We have in this study applied our imaging, segmentation and analysis methods to MCTSs formed from cell lines and the methods outlined herein should work for MCTSs cultured form other cell lines as well. However, an attractive application for high content screening is personalized medicine investigations using MCTSs formed from patient samples. Patient tumor samples are complex and contains many different cell types. Future nuclear segmentation strategies should focus on handling nuclei of vastly different sizes. Also, aneuploidy and polyploidy are expected to vary more in tumor samples which might make the cell cycle analysis more complex. In future developments of the methods presented herein one could use the stromal cells in the tumor sample as a DNA index base line to evaluate the DNA index of the tumor cells51. By taking advantage of the stromal cells it might be possible to characterize the cell cycle or at least the DNA content in combination with the volumetric parameter data.

Conclusion

We have shown that nuclear segmentation in MCTSs can be used to classify the cell cycle phase using volumetric and DNA-content data.
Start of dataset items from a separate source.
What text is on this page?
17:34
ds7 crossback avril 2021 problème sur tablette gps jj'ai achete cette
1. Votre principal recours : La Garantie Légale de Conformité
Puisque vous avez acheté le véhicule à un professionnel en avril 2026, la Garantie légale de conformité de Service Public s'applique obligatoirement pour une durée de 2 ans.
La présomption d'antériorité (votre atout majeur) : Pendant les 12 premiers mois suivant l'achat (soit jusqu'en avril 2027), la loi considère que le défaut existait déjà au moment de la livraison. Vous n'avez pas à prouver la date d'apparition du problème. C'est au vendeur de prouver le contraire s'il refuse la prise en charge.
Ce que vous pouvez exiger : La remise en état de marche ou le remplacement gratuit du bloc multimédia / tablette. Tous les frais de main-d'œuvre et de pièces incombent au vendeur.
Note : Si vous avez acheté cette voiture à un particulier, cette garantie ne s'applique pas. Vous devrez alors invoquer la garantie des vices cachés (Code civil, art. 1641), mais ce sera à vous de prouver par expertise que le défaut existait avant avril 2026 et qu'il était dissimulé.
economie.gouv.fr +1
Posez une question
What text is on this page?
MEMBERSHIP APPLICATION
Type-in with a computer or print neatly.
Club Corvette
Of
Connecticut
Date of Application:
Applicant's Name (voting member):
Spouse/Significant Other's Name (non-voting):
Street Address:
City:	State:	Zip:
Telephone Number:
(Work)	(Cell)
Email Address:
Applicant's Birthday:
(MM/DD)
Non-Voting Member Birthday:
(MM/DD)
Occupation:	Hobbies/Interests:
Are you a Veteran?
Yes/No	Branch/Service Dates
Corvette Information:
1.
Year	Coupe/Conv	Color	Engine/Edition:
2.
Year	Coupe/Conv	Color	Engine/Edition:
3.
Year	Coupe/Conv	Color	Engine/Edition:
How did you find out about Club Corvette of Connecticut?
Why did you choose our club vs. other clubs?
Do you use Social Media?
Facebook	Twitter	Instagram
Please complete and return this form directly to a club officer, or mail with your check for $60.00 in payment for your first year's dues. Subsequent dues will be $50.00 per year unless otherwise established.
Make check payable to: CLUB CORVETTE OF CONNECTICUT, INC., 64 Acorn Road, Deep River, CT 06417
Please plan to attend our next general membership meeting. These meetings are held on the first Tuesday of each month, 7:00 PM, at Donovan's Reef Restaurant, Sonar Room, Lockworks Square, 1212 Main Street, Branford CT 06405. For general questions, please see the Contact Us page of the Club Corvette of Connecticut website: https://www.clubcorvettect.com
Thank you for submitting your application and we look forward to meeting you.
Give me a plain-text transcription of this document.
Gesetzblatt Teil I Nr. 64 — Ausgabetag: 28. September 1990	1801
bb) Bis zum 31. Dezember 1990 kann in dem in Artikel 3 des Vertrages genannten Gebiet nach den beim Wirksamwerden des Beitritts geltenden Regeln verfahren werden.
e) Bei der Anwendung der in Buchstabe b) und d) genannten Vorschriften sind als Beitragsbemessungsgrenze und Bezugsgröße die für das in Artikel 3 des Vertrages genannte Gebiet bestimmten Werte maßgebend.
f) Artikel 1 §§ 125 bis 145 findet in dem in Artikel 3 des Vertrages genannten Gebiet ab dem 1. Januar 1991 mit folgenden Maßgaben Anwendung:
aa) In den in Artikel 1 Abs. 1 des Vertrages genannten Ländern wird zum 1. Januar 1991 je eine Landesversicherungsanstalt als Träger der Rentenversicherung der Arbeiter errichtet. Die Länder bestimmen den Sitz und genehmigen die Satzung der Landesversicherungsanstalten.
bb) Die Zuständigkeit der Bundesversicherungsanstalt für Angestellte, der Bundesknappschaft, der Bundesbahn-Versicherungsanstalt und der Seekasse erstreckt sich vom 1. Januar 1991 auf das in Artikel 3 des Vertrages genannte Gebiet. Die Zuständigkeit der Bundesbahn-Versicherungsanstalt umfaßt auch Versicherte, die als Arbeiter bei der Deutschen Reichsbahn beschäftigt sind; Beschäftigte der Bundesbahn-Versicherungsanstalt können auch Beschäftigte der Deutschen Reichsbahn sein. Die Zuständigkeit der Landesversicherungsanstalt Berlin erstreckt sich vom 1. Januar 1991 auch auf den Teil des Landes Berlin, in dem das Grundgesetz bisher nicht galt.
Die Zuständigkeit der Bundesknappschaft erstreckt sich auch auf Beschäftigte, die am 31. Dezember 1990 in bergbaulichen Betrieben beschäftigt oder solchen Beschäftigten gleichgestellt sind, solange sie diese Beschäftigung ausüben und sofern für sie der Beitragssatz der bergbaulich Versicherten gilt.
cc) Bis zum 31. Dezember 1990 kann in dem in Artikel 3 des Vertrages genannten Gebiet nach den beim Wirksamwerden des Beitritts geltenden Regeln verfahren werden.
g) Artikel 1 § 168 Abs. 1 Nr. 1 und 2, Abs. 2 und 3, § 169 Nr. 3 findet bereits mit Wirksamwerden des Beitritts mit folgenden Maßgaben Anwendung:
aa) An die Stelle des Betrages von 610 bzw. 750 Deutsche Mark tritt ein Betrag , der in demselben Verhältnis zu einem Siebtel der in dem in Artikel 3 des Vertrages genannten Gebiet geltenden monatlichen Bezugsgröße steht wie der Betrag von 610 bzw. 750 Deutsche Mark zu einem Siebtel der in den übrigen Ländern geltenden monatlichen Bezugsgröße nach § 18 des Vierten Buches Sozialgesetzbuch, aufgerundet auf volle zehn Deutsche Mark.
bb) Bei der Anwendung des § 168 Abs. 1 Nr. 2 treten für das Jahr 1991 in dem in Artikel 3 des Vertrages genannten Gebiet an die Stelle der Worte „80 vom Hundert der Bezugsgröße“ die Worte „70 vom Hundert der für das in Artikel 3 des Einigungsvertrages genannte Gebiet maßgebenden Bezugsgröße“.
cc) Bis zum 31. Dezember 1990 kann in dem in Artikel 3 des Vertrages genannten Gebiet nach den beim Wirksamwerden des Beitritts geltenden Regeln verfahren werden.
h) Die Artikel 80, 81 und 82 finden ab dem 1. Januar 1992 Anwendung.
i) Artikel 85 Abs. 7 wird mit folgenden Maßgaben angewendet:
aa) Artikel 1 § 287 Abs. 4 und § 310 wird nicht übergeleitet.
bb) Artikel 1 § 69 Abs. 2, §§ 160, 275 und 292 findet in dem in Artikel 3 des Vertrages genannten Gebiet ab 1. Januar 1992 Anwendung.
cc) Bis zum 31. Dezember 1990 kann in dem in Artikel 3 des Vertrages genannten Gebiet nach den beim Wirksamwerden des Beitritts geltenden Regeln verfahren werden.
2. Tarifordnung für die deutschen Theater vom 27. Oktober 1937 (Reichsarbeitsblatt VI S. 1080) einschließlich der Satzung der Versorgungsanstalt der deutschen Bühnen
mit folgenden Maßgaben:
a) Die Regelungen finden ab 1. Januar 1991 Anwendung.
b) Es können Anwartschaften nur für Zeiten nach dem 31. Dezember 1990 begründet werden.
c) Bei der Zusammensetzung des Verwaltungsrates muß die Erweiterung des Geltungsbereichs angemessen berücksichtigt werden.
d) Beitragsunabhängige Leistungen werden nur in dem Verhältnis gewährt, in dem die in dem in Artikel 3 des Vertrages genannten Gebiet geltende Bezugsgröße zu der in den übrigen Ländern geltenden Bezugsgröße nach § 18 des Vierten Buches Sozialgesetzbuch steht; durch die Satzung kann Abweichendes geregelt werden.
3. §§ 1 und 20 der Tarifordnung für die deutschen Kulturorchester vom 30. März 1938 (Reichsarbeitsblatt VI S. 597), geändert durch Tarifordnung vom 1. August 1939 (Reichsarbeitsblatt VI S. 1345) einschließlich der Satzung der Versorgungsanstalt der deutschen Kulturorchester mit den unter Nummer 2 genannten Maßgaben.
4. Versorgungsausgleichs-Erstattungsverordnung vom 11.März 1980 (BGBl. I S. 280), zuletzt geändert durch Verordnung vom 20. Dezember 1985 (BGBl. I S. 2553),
Furthermore, the nuclear segmentation can also be used to study cellular organization in MCTSs. Using a single fluorophore, DAPI, there is a lot of biologically relevant information, such as cell cycle stage, nuclear volumetric parameters and cellular organization within the MCTSs, that can be acquired from standard counter-staining protocols while leaving the rest of the fluorescence spectrum free for other probes. The methodology presented herein is high-content and could be used with any accurate nuclear segmentation strategy and stochiometric DNA staining. We believe that the methodology outlined in this paper will be valuable in basic tumor biology research and cancer therapy applications.